The failed former V.P. will make yet another return to Capitol Hill today to advise his party. Cheney's timing is hilariously bad.
Former Vice President Dick Cheney boards an elevator at the U.S. Capitol.
Former Vice President Dick Cheney boards an elevator at the U.S. Capitol.
It was just a few months ago when the Republican Study Committee, a group of far-right House GOP lawmaker, invited former Vice President Dick Cheney to Capitol Hill to complain about President Obama for a while. Rep. Steve Scalise (R-La.), now a member of the House GOP leadership, said at the time, in reference to Cheney, "He's got a lot of credibility when it comes to talking about foreign policy."
 
I don't think he was kidding.
 
Apparently, this thinking remains quite pervasive among GOP lawmakers, who keep extending invitations to Cheney, his spectacular failures and incompetence notwithstanding. The Washington Post reported late yesterday:

The leading architect of the Iraq war will be on Capitol Hill for a private chat with House Republicans on Tuesday, just as Congress is grappling again with how involved the United States should be in the region's snowballing unrest. Yes, as in Dick Cheney, one of the war's most ardent defenders.
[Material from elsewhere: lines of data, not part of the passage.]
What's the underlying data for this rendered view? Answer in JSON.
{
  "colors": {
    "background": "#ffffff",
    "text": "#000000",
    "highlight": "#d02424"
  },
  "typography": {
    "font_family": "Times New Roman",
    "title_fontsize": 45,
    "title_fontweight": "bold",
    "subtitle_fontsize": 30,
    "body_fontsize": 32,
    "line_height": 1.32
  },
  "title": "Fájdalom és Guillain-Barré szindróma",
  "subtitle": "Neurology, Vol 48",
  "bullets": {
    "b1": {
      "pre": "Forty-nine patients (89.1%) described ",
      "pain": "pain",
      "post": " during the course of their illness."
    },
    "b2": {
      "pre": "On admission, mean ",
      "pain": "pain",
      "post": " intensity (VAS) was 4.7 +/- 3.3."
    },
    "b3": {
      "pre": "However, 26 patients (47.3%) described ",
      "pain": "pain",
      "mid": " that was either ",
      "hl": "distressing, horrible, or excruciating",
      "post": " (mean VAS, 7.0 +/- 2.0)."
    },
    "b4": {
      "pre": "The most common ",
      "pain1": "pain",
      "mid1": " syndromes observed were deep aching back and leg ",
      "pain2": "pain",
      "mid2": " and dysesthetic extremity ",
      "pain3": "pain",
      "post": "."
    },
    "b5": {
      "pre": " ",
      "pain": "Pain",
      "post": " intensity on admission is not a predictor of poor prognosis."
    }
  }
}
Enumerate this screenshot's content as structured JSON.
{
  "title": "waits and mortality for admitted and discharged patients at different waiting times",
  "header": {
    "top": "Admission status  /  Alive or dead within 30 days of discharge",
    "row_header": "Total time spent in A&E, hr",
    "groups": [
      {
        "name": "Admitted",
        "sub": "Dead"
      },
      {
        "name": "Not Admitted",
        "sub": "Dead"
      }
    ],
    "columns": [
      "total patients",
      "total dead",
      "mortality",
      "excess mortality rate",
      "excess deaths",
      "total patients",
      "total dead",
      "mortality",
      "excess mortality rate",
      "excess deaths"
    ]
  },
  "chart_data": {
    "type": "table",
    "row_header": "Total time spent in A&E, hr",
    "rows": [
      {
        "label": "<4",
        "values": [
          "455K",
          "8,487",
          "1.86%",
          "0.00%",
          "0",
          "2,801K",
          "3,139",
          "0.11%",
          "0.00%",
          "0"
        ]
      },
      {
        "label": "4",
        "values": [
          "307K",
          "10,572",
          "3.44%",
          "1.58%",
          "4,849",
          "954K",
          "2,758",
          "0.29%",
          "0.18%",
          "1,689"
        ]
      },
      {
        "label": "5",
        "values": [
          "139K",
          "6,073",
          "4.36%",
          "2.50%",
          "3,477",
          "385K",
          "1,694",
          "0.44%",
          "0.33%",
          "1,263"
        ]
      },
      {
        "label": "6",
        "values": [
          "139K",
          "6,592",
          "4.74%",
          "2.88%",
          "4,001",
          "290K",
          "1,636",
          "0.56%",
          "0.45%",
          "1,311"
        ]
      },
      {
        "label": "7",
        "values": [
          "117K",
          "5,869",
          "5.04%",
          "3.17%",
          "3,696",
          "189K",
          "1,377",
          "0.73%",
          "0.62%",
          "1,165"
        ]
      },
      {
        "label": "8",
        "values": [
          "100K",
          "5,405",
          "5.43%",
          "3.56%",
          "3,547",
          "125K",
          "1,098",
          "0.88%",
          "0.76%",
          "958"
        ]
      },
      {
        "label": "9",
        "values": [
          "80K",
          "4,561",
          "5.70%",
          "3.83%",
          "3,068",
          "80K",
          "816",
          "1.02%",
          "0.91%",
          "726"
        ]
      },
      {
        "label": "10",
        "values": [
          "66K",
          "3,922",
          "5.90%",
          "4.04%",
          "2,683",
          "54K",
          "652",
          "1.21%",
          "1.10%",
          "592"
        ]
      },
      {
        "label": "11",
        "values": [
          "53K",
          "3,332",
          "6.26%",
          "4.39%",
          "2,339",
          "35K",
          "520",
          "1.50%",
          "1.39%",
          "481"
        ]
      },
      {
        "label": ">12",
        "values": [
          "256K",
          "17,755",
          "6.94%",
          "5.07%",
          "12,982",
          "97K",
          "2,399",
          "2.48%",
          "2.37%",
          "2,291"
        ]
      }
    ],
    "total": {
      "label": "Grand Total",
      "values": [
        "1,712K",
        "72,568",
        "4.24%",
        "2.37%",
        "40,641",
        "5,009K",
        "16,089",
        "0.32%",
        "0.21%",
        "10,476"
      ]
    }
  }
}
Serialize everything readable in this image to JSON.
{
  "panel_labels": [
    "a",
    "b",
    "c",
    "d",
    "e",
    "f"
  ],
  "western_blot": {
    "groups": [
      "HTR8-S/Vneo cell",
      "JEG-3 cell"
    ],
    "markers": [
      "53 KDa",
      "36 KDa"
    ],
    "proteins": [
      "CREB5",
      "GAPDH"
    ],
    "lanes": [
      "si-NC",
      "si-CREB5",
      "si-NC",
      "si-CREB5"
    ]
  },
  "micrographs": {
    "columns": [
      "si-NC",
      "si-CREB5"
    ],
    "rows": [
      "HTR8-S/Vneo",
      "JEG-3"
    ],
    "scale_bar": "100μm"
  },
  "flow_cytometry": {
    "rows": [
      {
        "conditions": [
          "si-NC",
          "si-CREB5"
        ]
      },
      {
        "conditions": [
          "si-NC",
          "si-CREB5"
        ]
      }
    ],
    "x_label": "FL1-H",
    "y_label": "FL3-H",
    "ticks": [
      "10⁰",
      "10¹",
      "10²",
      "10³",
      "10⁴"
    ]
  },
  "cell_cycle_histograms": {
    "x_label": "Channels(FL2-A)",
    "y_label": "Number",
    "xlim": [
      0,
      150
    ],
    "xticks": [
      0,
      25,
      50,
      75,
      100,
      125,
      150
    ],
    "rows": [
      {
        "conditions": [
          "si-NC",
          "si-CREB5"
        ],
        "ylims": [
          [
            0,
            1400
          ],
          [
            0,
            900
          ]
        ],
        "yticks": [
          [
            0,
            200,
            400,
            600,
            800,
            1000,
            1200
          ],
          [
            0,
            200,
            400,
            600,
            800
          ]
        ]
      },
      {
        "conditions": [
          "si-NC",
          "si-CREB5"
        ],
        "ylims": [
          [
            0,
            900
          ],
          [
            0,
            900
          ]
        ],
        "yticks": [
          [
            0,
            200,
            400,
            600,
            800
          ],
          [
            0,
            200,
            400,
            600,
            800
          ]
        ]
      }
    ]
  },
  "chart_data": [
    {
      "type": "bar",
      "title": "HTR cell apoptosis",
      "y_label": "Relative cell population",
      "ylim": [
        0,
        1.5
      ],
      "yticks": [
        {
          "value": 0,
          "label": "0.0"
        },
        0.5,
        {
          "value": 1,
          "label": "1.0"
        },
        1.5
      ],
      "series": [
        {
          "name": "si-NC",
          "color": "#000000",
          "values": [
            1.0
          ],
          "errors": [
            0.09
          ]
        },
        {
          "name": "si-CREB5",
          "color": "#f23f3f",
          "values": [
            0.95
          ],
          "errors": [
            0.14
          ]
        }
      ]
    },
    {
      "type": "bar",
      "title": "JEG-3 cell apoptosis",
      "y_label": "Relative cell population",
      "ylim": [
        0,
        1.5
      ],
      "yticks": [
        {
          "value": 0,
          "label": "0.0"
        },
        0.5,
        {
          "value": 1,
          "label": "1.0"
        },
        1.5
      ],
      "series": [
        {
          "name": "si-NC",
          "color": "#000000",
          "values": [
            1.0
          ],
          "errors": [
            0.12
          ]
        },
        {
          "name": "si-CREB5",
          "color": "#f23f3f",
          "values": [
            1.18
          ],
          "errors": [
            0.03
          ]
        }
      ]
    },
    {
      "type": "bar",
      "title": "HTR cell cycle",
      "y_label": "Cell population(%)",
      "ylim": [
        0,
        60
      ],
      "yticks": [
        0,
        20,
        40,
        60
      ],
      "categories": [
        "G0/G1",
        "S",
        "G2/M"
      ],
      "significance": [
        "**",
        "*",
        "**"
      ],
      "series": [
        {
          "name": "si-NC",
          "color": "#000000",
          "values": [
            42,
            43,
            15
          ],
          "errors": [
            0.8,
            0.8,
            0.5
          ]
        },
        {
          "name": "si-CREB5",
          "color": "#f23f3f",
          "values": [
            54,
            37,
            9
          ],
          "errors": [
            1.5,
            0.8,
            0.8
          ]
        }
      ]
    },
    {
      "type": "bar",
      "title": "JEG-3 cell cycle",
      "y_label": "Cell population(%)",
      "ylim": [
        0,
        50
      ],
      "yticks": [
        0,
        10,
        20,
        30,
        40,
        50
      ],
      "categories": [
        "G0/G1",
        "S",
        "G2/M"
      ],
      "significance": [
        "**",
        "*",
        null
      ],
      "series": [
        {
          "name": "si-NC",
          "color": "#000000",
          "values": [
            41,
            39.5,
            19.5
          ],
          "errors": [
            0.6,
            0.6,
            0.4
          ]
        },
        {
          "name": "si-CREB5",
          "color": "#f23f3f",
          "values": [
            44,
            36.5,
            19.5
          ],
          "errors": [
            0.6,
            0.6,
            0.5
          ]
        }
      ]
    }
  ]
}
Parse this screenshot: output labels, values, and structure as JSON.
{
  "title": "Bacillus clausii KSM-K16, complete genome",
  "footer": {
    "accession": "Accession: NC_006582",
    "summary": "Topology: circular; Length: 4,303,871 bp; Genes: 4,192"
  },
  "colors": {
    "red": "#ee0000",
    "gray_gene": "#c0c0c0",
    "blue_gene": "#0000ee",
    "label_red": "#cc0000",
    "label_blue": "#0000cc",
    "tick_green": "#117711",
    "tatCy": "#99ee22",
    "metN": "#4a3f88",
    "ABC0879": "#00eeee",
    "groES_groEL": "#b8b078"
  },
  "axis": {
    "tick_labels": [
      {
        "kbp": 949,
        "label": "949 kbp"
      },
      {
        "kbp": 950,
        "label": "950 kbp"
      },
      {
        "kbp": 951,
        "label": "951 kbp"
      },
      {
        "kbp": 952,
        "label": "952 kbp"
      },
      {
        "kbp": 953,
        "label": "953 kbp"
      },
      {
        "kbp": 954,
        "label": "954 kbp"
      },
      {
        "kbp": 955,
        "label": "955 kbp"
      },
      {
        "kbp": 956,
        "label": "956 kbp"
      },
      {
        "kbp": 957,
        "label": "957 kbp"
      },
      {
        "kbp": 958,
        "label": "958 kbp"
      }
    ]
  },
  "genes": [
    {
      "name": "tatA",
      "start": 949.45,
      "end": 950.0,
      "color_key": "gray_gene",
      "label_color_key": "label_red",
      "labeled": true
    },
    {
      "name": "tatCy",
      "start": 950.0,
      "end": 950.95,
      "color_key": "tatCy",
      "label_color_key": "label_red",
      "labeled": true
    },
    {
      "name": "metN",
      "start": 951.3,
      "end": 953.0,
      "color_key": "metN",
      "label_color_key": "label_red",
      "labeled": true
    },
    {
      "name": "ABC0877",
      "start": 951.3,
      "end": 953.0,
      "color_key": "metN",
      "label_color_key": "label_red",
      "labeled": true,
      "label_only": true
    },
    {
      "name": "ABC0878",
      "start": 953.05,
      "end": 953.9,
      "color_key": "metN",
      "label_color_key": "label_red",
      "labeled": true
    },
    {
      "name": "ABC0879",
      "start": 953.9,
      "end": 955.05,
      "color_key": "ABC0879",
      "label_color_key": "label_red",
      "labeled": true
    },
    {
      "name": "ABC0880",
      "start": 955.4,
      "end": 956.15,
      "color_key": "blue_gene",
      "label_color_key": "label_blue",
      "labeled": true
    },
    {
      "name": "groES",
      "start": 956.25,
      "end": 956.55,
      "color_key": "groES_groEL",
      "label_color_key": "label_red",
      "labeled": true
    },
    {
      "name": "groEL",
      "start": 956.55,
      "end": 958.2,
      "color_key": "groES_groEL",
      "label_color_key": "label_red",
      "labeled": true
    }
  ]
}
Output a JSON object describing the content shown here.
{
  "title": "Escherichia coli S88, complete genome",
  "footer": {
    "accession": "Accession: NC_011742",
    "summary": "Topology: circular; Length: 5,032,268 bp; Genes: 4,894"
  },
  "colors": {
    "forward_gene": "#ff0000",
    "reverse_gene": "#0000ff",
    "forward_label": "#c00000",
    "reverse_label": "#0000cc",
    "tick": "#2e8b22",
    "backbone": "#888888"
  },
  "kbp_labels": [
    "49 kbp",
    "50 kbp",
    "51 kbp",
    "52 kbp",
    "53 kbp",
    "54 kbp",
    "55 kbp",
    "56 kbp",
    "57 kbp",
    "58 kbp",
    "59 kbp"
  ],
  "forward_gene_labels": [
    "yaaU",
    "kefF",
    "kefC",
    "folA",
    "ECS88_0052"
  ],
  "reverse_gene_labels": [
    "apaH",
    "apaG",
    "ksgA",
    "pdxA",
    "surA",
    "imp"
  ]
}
The former vice president was invited by the GOP's campaign arm to speak at its first weekly conference meeting since Congress's five-week break, a House GOP official confirmed.

It says something important about Republican lawmakers that to better understand international affairs, they not only keep turning to failed former officials, they keep seeking guidance from the same failed former official.
 
Indeed, this isn't a situation in which was Cheney was just wandering around, looking for someone who'd listen to his mindless condemnations of the president who's cleaning up Cheney's messes, and GOP lawmakers agreed to listen as a courtesy. Rather, Congressional Republicans have gone out of their way to make the former V.P. one of their most sought after instructors.
 
Just in this Congress, Cheney has been on Capitol Hill advising GOP lawmakers over and over and over again.
 
It's tempting to start the usual diatribe, highlighting all of Cheney's horrific failures, his spectacular misjudgments, and his propensity for dishonesty on a breathtaking scale. But let's skip that, stipulating that Cheney's tenure in national office was a genuine disaster, the effects of which Americans will be dealing with for many years to come.
 
Let's instead note how truly remarkable the timing of Cheney's latest invitation to Capitol Hill is.
 
Republicans are concerned about the threat posed by ISIS? The group's existence is largely the result of the disastrous war Cheney helped launch under false pretenses.
 
Republicans are outraged that the White House is completing a plan for the next phase of the U.S. counter-terrorism policy? Cheney's the guy who helped invade Iraq without a plan for what would happen after the war began.
 
I talked to a Democratic source last night who also reminded me of the current circumstances in Iraq, which are illustrative of a larger point. During Cheney's tenure, the U.S. policy in Iraq was incoherent -- the Republican White House couldn't figure out what to do about the terrorist threat, parts of which they inadvertently helped create; picked Maliki to run the country almost at random; and struggled to understand the value of political solutions.
 
President Obama, meanwhile, has been adept where Cheney was clueless -- patiently pushing Maliki aside and helping produce tangible political results in Baghdad, including the ones we saw just yesterday.
 
I don't imagine any of this will come up during today's "private chat."